100 years ago: Local residents flock to Eudora for annual picnic

From the Lawrence Daily Journal-World for August 21, 1914:

  • “Several hundred people enjoyed the 12th Annual Central Protective Association picnic held at Eudora yesterday. The small town was swamped with the large number of guests and there was scarcely driving room through the streets of Eudora and in the roads near the grove where the picnic was held at the south edge of town. A large number of Lawrence people were in attendance. The Santa Fe train leaving Lawrence shortly after noon yesterday carried about 100 passengers from here and many automobiles well loaded with people made the trip.”
  • “It was a noticeable fact yesterday that nearly all of our highly respected county officials were not on duty during some part of the day yesterday. They were attending the picnic at Eudora and enjoying the occasion with the rest of the people. To one who attended the picnic it was also noticeable that most all of them together with others who are aspirants to county jobs, kept the bystander on the Eudora grounds busy chucking political cards in his pocket to read after he or she got home. One didn’t have time to look over the bounteous supply given him on the grounds…. One good brother told the writer that he was keeping them until he arrived home and would look over them all at the same time.”
  • “Thirty automobiles, filled mostly with Kansas business men, but with about a dozen Missourians sprinkled in, have invaded Colorado. The main body arrived in Denver Wednesday night with fourteen cars carrying sixty-five tourists and the other sixteen cars with fifty-four travelers came into the state yesterday. The party, which was organized by S. W. Forrester, an automobile man, started August 17. Half came west over the Golden Belt route and the others took the Santa Fe trail…. This is the largest party of tourists which has visited Colorado this year and Colorado is doing its best to make them feel at home. Estes park, Pike’s Peak, Lookout mountain and other scenic points will be visited by the Kansans before they start home.”
  • “Today is the fifty-first anniversary of the sacking of Lawrence by Quantrell. It was known as the Lawrence massacre. In the early morning Quantrell and his men arrived in town and began to burn all of the buildings and kill everyone they saw…. Last year the fiftieth anniversary of the raid was held here. There were a number of people present at the meeting who lived here at the time of the raid and many were the stories told of the slaughter in Lawrence on the day of the raid.”
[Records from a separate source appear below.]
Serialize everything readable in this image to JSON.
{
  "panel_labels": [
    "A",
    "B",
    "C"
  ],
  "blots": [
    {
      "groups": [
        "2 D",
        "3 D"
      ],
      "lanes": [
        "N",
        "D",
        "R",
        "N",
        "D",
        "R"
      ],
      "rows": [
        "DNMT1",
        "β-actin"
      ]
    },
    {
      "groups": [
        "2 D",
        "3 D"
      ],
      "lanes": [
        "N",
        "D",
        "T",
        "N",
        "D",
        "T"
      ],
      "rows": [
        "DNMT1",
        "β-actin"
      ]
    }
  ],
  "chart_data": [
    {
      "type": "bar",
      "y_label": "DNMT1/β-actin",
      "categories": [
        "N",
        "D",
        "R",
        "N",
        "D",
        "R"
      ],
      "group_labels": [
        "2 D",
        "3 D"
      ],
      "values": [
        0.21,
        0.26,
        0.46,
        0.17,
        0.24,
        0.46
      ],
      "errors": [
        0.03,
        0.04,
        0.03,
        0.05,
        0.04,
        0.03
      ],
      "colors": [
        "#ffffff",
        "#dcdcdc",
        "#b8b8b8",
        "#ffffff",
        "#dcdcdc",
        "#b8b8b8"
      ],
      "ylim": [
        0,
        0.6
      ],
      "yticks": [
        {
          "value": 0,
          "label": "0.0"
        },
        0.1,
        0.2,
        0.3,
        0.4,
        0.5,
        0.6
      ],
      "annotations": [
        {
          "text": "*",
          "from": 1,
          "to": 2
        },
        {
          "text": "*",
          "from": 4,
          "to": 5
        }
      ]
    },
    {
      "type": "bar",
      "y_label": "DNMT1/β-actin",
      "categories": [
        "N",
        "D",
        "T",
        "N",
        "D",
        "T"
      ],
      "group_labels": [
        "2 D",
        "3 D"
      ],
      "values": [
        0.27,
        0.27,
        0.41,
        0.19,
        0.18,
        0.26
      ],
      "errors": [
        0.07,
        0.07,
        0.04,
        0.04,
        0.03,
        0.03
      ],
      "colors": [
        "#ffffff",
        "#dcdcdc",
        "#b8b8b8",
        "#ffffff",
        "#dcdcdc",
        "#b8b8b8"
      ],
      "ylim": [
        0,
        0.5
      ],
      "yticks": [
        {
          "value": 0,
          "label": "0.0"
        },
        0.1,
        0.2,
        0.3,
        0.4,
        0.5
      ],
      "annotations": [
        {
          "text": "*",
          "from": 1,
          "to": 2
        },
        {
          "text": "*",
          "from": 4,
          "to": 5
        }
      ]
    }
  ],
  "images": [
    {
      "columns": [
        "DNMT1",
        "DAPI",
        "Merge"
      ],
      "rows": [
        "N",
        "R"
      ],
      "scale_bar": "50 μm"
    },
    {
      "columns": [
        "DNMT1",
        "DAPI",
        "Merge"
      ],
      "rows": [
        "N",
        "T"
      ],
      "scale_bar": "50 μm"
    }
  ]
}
  • “The state laboratories reported to the city engineer yesterday on the samples of water which were sent to them for analysis a few days ago. There were three samples of water sent, one from the test well in North Lawrence, another from the city water and another from the proposed supply south of town. The state chemist reported that the water in the test well, which is located in North Lawrence, was probably the best. From a bacteriological standpoint the water was exceptionally pure for a test well. He said that there is less iron in it than there was in the city water now in use. The water from the well south of town, where there has been some talk of making a test, is harder than either of the other samples.”
  • “A cablegram was received here from Miss Annie Wight, the well known Lawrence music teacher, who has been spending the summer in Europe. Miss Wight cabled that she would sail for the United States on the vessel Corona. Her tour of Europe was necessarily cut short as she expected to spend some time in France, Germany, Belgium and other territories now in a state of war.”